- Born: June 14, 1998 (age 28) New York City, U.S.
- Education: New York University (attended)
- Years active: 2020–present
- Known for: Founder and CEO of Polymarket

= Shayne Coplan =

American businessman (born 1998)

Shayne Coplan (born 1998) is an American entrepreneur and technologist best known as the founder and chief executive officer (CEO) of Polymarket, a cryptocurrency-based prediction market. In October 2025, he became the world's youngest self-made billionaire, according to the Bloomberg Billionaires Index, with an estimated net worth of $1.0 billion, according to Forbes.

== Early life ==
Shayne Coplan was born in 1998 to South African parents. They were both college professors; his father studied psychological disorders, and his mother taught in New York University's film department. Coplan's parents separated when he was young. He was raised on the Upper West Side of Manhattan by his mother, and attended public schools in Hell's Kitchen, including The Beacon School.

As a teenager, Coplan learned computer programming and in 2014 participated in the initial coin offering of Ethereum, acquiring it when it cost only around $0.30 per token. This early investment introduced him to the world of cryptocurrency and provided seed funding for his future ventures. Coplan studied computer science at New York University, but left during his freshman year to pursue his growing interest in blockchain technology and prediction markets.

== Career ==
Coplan's first crypto-based project was TokenUnion, a loyalty program that rewarded users for holding specific tokens. When the COVID-19 pandemic struck in 2020, he pivoted to focus entirely on prediction markets, inspired by economist Friedrich Hayek's theories on decentralized information and by professor Robin Hanson's concept of futarchy (governance by prediction markets). In early 2019, he even wrote to Hanson expressing his ambition to "bring prediction markets to life", though Hanson was skeptical after having seen many such attempts fail. Working alone from his Lower East Side apartment, Coplan founded Polymarket in June 2020 at age 22.

Polymarket gained early traction during the 2020 United States presidential election by correctly signaling the victory of Joe Biden weeks before Election Day. The platform's popularity grew quickly, attracting venture capital funding and high-profile backers. By 2024, Polymarket had raised about $70 million from investors, including Ethereum co-founder Vitalik Buterin and venture capitalist Peter Thiel. Statistician Nate Silver, founder of FiveThirtyEight, joined Polymarket as an advisor in 2024 after seeing its predictive success. In the lead-up to the 2024 United States presidential election, Polymarket foreshadowed several major developments, such as President Joe Biden's withdrawal from the race and Republican nominee Donald Trump's selection of JD Vance as his running mate. On election night, while most polls showed a toss-up, Polymarket's odds reflected Trump's victory over Democratic nominee Kamala Harris. According to Fortune, Polymarket was the site for roughly 85% of all online wagers on the outcome of the U.S. presidential election, and users traded $3 billion in predictions on the outcome.

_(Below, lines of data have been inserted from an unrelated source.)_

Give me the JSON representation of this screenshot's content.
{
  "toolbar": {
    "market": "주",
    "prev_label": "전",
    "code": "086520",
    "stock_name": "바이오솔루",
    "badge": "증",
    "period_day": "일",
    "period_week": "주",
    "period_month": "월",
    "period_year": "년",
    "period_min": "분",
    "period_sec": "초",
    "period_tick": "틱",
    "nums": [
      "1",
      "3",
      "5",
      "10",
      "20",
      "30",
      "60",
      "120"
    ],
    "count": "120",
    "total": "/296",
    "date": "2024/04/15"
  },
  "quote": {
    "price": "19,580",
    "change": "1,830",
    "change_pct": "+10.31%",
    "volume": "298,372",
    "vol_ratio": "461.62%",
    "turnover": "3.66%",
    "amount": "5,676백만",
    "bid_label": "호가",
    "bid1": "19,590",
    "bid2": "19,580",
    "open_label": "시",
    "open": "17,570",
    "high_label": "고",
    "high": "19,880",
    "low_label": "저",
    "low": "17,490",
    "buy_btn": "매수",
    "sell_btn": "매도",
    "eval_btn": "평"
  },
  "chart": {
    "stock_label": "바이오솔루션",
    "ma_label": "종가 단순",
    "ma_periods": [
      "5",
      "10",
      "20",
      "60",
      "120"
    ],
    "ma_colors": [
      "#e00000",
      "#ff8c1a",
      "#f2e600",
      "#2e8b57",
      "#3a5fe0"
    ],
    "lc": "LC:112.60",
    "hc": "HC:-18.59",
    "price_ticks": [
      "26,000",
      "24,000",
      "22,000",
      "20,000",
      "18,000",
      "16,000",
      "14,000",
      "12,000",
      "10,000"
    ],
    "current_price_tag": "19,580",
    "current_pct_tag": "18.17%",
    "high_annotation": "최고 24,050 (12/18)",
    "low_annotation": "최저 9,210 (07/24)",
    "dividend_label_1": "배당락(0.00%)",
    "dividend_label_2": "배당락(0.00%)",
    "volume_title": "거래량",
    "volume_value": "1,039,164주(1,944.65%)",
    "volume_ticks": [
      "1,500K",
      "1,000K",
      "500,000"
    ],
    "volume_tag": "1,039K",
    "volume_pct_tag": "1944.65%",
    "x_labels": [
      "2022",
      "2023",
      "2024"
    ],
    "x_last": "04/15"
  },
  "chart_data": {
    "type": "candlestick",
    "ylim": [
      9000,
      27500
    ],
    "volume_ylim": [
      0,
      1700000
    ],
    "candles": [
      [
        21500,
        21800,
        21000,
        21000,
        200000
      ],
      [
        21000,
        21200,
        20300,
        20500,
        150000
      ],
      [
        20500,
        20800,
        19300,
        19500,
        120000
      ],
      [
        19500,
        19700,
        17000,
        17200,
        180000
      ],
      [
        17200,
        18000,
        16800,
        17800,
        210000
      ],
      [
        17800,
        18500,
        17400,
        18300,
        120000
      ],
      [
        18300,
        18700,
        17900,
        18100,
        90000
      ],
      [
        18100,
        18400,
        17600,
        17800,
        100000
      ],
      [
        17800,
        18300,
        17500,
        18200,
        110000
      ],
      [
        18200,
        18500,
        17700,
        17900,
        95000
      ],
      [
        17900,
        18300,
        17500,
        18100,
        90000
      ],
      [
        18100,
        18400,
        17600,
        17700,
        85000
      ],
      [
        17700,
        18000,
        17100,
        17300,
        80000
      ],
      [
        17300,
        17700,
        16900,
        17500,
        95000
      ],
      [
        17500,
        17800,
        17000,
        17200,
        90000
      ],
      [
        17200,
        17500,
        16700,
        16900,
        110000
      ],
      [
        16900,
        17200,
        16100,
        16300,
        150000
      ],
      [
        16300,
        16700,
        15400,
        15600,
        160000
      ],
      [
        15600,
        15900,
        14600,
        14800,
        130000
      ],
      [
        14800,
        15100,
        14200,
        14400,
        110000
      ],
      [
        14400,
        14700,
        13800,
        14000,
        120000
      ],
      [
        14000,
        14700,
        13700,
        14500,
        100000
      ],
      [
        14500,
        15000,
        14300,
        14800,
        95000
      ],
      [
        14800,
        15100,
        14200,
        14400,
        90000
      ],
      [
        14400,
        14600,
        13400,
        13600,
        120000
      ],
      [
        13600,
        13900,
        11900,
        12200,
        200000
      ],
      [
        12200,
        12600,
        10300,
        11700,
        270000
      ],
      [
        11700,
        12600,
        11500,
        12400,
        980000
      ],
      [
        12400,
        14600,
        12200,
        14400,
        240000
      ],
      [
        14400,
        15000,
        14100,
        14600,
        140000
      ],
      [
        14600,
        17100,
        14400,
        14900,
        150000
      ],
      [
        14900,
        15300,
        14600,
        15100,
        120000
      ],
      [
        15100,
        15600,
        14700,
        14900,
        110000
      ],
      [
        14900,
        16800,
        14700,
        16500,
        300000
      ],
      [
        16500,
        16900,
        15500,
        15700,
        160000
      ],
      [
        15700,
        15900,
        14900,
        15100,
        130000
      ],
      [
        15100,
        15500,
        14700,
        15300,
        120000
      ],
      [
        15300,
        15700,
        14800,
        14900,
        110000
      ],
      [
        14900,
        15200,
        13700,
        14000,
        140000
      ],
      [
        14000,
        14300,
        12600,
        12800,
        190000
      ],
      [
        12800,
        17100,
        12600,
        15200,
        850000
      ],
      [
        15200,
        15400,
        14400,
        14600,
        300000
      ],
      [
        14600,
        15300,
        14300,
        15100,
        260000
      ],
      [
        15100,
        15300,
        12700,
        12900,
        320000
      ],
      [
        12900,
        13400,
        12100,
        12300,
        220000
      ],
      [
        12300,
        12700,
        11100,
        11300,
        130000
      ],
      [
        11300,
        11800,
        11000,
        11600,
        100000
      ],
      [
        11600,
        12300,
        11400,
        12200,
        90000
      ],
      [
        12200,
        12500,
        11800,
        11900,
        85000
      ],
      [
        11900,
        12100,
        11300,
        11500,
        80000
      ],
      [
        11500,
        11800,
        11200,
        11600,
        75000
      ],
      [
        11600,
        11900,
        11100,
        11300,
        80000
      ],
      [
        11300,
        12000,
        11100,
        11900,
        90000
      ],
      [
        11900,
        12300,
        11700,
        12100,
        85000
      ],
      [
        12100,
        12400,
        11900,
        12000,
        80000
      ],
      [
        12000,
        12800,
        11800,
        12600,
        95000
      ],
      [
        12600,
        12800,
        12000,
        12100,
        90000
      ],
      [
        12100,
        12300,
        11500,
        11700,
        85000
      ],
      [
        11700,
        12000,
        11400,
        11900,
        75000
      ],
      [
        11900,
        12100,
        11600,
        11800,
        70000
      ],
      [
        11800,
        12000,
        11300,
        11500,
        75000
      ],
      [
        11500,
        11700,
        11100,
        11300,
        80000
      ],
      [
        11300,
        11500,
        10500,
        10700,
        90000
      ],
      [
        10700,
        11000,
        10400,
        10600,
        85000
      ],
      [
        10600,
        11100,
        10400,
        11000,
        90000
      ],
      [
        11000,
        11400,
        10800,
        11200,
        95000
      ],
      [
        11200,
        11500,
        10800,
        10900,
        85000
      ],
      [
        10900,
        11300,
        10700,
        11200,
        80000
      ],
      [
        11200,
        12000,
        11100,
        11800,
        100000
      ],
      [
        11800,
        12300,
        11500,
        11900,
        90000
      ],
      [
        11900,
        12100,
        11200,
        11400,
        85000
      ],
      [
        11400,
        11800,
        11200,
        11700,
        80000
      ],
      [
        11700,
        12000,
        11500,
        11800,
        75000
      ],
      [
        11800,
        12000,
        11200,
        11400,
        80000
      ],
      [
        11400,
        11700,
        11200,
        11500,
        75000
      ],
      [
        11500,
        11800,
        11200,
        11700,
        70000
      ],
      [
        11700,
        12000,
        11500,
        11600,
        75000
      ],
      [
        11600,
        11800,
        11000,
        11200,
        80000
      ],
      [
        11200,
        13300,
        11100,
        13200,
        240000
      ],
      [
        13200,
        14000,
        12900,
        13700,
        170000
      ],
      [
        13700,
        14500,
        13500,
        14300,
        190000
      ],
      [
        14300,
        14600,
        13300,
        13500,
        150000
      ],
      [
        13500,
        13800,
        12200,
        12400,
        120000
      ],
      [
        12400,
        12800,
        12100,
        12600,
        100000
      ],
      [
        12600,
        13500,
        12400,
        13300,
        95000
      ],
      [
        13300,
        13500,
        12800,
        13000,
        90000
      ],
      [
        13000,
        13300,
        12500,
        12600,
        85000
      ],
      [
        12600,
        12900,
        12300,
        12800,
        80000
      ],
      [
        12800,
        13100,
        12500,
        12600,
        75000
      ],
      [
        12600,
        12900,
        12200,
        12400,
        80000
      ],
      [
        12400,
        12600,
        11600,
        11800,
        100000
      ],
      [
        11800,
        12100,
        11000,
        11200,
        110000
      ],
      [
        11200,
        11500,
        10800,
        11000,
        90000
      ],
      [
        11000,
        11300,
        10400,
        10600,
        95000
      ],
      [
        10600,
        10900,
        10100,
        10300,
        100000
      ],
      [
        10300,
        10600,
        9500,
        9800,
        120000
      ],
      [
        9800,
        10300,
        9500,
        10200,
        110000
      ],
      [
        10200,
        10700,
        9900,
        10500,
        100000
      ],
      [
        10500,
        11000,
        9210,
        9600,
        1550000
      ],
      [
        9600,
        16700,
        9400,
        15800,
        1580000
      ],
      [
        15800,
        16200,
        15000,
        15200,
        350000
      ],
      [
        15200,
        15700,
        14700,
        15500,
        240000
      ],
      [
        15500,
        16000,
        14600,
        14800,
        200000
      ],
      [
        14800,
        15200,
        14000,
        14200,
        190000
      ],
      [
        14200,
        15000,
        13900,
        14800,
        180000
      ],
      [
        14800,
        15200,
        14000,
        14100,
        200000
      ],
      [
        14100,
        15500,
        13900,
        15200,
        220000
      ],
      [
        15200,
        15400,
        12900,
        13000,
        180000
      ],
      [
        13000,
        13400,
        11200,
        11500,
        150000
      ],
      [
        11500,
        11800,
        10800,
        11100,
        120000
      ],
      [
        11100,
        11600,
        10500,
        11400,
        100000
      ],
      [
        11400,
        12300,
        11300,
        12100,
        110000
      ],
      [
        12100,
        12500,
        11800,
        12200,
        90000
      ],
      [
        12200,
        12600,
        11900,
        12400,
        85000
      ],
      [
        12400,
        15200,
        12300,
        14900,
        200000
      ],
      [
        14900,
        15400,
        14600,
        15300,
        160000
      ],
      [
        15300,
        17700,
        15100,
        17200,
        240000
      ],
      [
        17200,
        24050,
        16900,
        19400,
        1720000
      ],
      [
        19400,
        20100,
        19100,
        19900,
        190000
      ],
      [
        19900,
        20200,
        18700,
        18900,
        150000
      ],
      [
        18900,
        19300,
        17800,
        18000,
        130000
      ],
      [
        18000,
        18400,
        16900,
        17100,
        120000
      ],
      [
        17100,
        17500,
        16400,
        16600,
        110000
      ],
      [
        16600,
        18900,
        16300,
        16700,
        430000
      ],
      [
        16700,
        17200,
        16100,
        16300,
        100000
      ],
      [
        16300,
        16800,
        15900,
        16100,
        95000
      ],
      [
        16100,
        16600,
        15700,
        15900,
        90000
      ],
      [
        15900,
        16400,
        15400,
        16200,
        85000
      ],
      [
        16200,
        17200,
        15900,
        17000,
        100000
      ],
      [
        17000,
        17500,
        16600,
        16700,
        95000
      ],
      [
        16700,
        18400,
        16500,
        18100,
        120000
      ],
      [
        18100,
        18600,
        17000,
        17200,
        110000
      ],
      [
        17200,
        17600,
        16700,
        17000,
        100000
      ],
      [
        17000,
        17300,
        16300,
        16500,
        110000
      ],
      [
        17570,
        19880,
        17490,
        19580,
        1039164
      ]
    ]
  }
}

Despite its rapid growth, Polymarket faced regulatory and ethical challenges. In 2022, the U.S. Commodity Futures Trading Commission (CFTC) fined Polymarket $1.4 million for operating an unregistered event-based trading platform, and the company agreed to geofence U.S. users under a cease-and-desist order until it obtained proper regulatory approval. In 2024, Fortune reported that as much as one-third of Polymarket's volume consisted of "wash trades" (where the same user trades with themselves to inflate activity). Polymarket declined to comment on that.

In November 2024, FBI agents searched Coplan's Manhattan home and seized his electronic devices as part of an investigation into whether Polymarket was illegally allowing Americans to bet on U.S. elections. Polymarket's spokesperson claimed the raid was "obvious political retribution" by the Biden administration for the site's having correctly predicted the election outcome. Coplan made light of the incident, quipping "New phone, who dis?" on social media after his phone was confiscated by agents. No charges were filed against him, and in July 2025 the U.S. Department of Justice and CFTC dropped their investigations into Polymarket without any further action.

With the regulatory cloud lifting, Coplan moved to expand Polymarket's reach. In September 2025, the company acquired a small CFTC-registered exchange and clearinghouse to secure a U.S. operating license, paving the way for Polymarket to resume service to U.S. customers by the end of 2025 after nearly three years of being barred domestically. In October 2025, the Intercontinental Exchange (parent company of the New York Stock Exchange) announced a deal to invest up to $2 billion in Polymarket, valuing the startup at $8 billion pre-money valuation. Coplan's roughly 11% ownership stake in the company translated to a personal net worth of about $1 billion, and Bloomberg.com identified him as the youngest self-made billionaire in the world at that time.

== Personal life ==
Outside of Polymarket, Coplan has been active in the digital art and crypto collectibles space. Under the pseudonym "ethsquiat", he amassed a large collection of NFT artwork during the crypto art boom of 2020–2021, and he is credited with discovering and mentoring emerging NFT artists such as FEWOCiOUS, who later became one of the industry's top-selling creators.